E-Traffic Ziggurat describes the flow of information technologies. Each of the five layers of the city is made from a skyline of an individual city tied to the movement of electronic goods. The top layer is San Francisco where the ideas and design of products and software pour out of Silicon Valley. This information moves to the Asian markets of cities like Singapore and Taiwan where the products are manufactured for western consumption. Various cities of the United States are shown in the fourth layer, where the goods spend their working life. At the end of their usefulness the electronic-waste is shipped back across the Pacific where they are disassembled and recycled in Asian landfills.
E-Traffic Ziggurat uses modern architectural profiles superimposed on an ancient one. The basic form alludes to Mesopotamian, Mayan and Japanese temples, all of which are central tiered structures. The work emphasizes the interconnectedness of both natural and manufacturing cycles through a physical metaphor. We hope to spark interest about the different lives of the devices people use everyday and illustrate how those devices shape the global landscape.

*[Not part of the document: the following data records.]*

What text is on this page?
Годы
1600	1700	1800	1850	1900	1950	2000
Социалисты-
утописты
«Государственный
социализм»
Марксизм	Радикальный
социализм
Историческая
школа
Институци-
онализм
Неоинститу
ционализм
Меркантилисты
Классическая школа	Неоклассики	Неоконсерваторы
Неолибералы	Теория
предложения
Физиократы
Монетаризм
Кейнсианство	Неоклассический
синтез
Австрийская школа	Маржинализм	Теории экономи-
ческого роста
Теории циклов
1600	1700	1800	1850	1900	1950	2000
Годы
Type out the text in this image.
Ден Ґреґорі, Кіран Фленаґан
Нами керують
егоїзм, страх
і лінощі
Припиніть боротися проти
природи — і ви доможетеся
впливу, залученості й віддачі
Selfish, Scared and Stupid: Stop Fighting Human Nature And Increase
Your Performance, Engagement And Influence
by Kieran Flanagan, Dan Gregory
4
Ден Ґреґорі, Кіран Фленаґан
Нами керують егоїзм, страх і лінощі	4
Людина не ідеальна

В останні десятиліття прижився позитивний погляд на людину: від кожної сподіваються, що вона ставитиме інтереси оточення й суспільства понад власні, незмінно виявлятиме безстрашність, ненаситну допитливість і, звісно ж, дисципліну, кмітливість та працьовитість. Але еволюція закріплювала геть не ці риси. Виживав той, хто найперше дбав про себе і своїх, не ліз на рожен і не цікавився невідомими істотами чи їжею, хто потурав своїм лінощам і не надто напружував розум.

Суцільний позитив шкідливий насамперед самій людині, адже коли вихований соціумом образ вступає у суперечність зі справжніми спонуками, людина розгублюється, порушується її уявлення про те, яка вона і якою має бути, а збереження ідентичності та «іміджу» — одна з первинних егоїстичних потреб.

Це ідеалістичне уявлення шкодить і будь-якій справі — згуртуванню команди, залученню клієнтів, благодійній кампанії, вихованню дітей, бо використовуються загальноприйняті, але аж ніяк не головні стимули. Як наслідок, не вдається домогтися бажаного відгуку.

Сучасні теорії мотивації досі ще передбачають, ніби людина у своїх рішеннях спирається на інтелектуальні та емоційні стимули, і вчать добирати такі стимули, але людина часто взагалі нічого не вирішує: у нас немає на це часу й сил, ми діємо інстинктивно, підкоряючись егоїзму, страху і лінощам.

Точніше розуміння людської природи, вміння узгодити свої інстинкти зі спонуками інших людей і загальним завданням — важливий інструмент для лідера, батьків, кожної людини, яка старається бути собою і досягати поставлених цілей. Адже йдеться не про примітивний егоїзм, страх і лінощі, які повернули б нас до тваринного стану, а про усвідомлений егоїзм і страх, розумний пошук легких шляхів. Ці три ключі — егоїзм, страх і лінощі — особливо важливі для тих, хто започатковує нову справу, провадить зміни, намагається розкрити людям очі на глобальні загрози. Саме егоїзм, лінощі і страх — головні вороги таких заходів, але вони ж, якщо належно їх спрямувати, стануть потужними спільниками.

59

Environmental issues are raised at every level of the electronic cycle. At each level more could be done to make the process less detrimental to the earth, workers, and the communities in which they live. From mining raw metals, to chemicals used to produce and clean components, the impact is enormous. What is most disconcerting is the end of an electronic good’s life. These machines often contain lead or mercury. Abandoned to landfills, they leech the chemicals into the soil and ground water. Companies will often accept your e-waste for a nominal fee. However they may not recycle the materials themselves but outsource to Chinese or Indian workers. In many parts of Asia, the complex process of reducing the electronics to their most basic parts occurs not in a controlled factory atmosphere, but in what have come to be called e-waste cities. Nearly all members of a village will process e-waste inside their homes, in their street clothes, often using charcoal burners to smelt metals from the silicone circuit boards. These villages must import all of their drinking water. As the e-waste spreads, rates of cancer, reproductive problems, and birth defects have risen sharply. We suggest supporting companies such as DELL that make their products simple and cleaner to disassemble. Encourage others to dispose of their e-waste correctly, with a company that has the facilities to process it properly. US manufacturers would also do well to follow Europe and include the cost of recycling in the purchase price of any electronic good.